Pourquoi ne nous contentons-nous pas de voir ce que nous voyons scientifiquement ? Avons-nous une tendance naïve à peupler notre vision du monde de représentations imaginaires, en y mettant une France, une population française dans son ensemble, un État français, qui ne sont plus des choses inanimées ou sans unité, mais qui sont comme des grands géants, capables de vouloir et d'agir d'un seul bloc ? Que gagnons-nous à dire que ce ne sont pas simplement des Français, éventuellement à la tête de l'État français, qui ont fait tels ou tels actes, mais que ce sont la France, la population française dans son ensemble, ou l'État français eux-mêmes, qui ont fait ces actes ?
Voir son pays comme un grand géant capable d'action, à la manière de Jaspers.
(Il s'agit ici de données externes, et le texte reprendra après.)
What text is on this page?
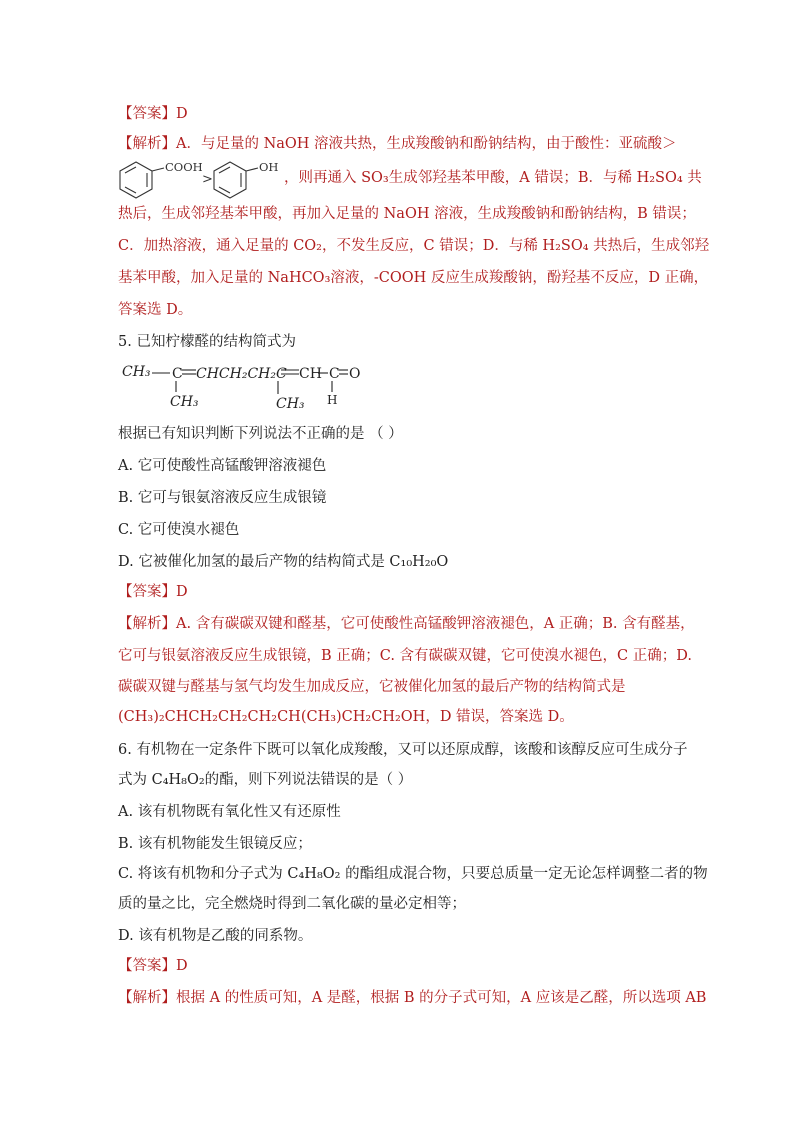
【答案】D
【解析】A．与足量的 NaOH 溶液共热，生成羧酸钠和酚钠结构，由于酸性：亚硫酸＞
COOH
>
OH
，则再通入 SO₃生成邻羟基苯甲酸，A 错误；B．与稀 H₂SO₄ 共
热后，生成邻羟基苯甲酸，再加入足量的 NaOH 溶液，生成羧酸钠和酚钠结构，B 错误；
C．加热溶液，通入足量的 CO₂，不发生反应，C 错误；D．与稀 H₂SO₄ 共热后，生成邻羟
基苯甲酸，加入足量的 NaHCO₃溶液，-COOH 反应生成羧酸钠，酚羟基不反应，D 正确，
答案选 D。
5. 已知柠檬醛的结构简式为
CH₃ C CHCH₂CH₂C	C O
CH₃	CH₃ H
CH
根据已有知识判断下列说法不正确的是 （ ）
A. 它可使酸性高锰酸钾溶液褪色
B. 它可与银氨溶液反应生成银镜
C. 它可使溴水褪色
D. 它被催化加氢的最后产物的结构简式是 C₁₀H₂₀O
【答案】D
【解析】A. 含有碳碳双键和醛基，它可使酸性高锰酸钾溶液褪色，A 正确；B. 含有醛基，
它可与银氨溶液反应生成银镜，B 正确；C. 含有碳碳双键，它可使溴水褪色，C 正确；D.
碳碳双键与醛基与氢气均发生加成反应，它被催化加氢的最后产物的结构简式是
(CH₃)₂CHCH₂CH₂CH₂CH(CH₃)CH₂CH₂OH，D 错误，答案选 D。
6. 有机物在一定条件下既可以氧化成羧酸，又可以还原成醇，该酸和该醇反应可生成分子
式为 C₄H₈O₂的酯，则下列说法错误的是（ ）
A. 该有机物既有氧化性又有还原性
B. 该有机物能发生银镜反应；
C. 将该有机物和分子式为 C₄H₈O₂ 的酯组成混合物，只要总质量一定无论怎样调整二者的物
质的量之比，完全燃烧时得到二氧化碳的量必定相等；
D. 该有机物是乙酸的同系物。
【答案】D
【解析】根据 A 的性质可知，A 是醛，根据 B 的分子式可知，A 应该是乙醛，所以选项 AB
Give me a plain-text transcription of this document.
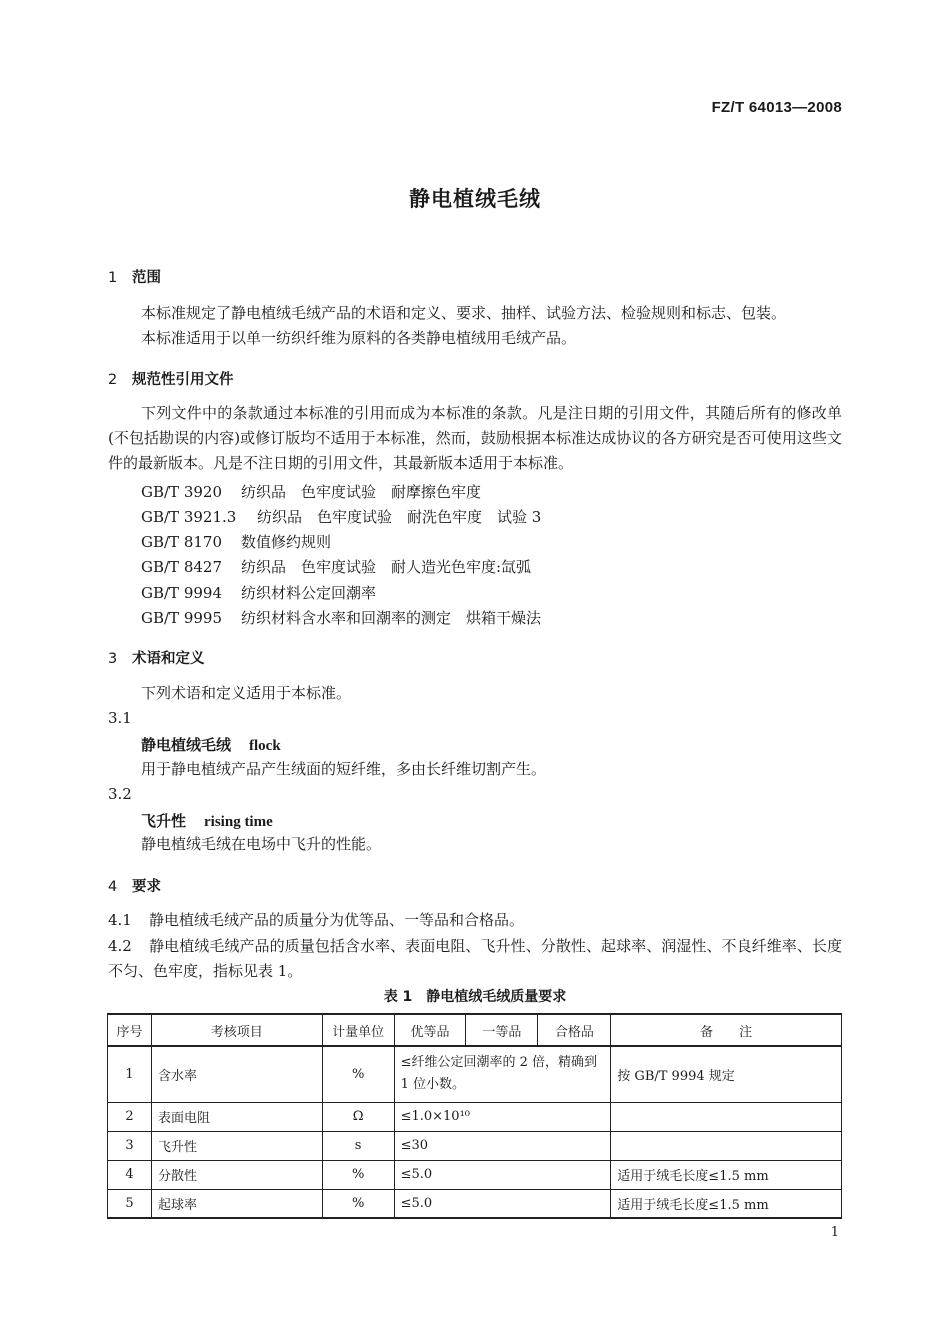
FZ/T 64013—2008
静电植绒毛绒
1 范围
本标准规定了静电植绒毛绒产品的术语和定义、要求、抽样、试验方法、检验规则和标志、包装。
本标准适用于以单一纺织纤维为原料的各类静电植绒用毛绒产品。
2 规范性引用文件
下列文件中的条款通过本标准的引用而成为本标准的条款。凡是注日期的引用文件，其随后所有的修改单(不包括勘误的内容)或修订版均不适用于本标准，然而，鼓励根据本标准达成协议的各方研究是否可使用这些文件的最新版本。凡是不注日期的引用文件，其最新版本适用于本标准。
GB/T 3920 纺织品　色牢度试验　耐摩擦色牢度
GB/T 3921.3 纺织品　色牢度试验　耐洗色牢度　试验 3
GB/T 8170 数值修约规则
GB/T 8427 纺织品　色牢度试验　耐人造光色牢度:氙弧
GB/T 9994 纺织材料公定回潮率
GB/T 9995 纺织材料含水率和回潮率的测定　烘箱干燥法
3 术语和定义
下列术语和定义适用于本标准。
3.1
静电植绒毛绒 flock
用于静电植绒产品产生绒面的短纤维，多由长纤维切割产生。
3.2
飞升性 rising time
静电植绒毛绒在电场中飞升的性能。
4 要求
4.1 静电植绒毛绒产品的质量分为优等品、一等品和合格品。
4.2 静电植绒毛绒产品的质量包括含水率、表面电阻、飞升性、分散性、起球率、润湿性、不良纤维率、长度不匀、色牢度，指标见表 1。
表 1　静电植绒毛绒质量要求
序号	考核项目	计量单位	优等品	一等品	合格品	备　　注
1	含水率	%	≤纤维公定回潮率的 2 倍，精确到 1 位小数。			按 GB/T 9994 规定
2	表面电阻	Ω	≤1.0×10¹⁰			
3	飞升性	s	≤30			
4	分散性	%	≤5.0			适用于绒毛长度≤1.5 mm
5	起球率	%	≤5.0			适用于绒毛长度≤1.5 mm
1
À la sortie de la deuxième guerre mondiale, le philosophe Karl Jaspers avait écrit un livre, La culpabilité allemande, où il expliquait comment on peut, de manière tout à fait rationnelle, voir son pays comme un grand géant, un être qui fait des actes. Le but du livre était de s'interroger sur la culpabilité de tel ou tel Allemand de l'époque, voire de tous les Allemands de l'époque voire de toutes les époques, voire de l'Allemagne elle-même ou de l'État allemand lui-même. Étaient-ce seulement les dirigeants, policiers et militaires nazis qui devaient se sentir coupables des crimes nazis ? Ou bien d'autres êtres devaient-ils se sentir coupables, et alors lesquels et de quelle manière ?
Selon Jaspers, les actes des dirigeants d'un État ne sont pas seulement les leurs : chaque membre de la société est responsable des actes que font les dirigeants de son État. Quand un dirigeant de l'État agit, c'est la population toute entière qui agit à travers lui, et par suite c'est l'État et le pays qui agissent, parce que l'État et le pays représentent cette responsabilité collective.
Quand Jaspers dit que tel ou tel État fait tel ou tel acte, il a seulement l'air de décrire simplement ce qu'il voit scientifiquement, comme quand on dit que tel ou tel individu fait tel ou tel acte. Mais en vérité, pour voir un État agir, il faut à Jaspers faire beaucoup plus que cela. Il lui faut voir un lien de responsabilité, entre les actes des dirigeants de l'État et tous les membres de la société. Il lui faut voir l'État lui-même comme le représentant de cette responsabilité collective, et non plus comme ce qu'il est d'un point de vue scientifique, c'est à dire un pouvoir politique, un principe de coordination des membres de la société. Il lui faut voir la société dans son ensemble comme la représentante de cette responsabilité collective, et non plus comme ce qu'elle est d'un point de vue scientifique, c'est à dire un ensemble d'individus ayant entre eux une certaine cohésion et une certaine coordination, et vivant sur un même territoire. La vison de Jaspers, de l'État et de la société comme de grands géants capables d'agir d'un seul bloc, a donc de manière irréductible une dimension qui échappe à la science, et qui n'est même pas simplement descriptive : une dimension qui contient des affirmations normatives, des règles, qui se situent sur un plan éthique, selon lesquelles telles ou telles choses qu'on peut voir scientifiquement sont reliées par un lien de responsabilité, à telles ou telles autres choses qu'on peut voir scientifiquement.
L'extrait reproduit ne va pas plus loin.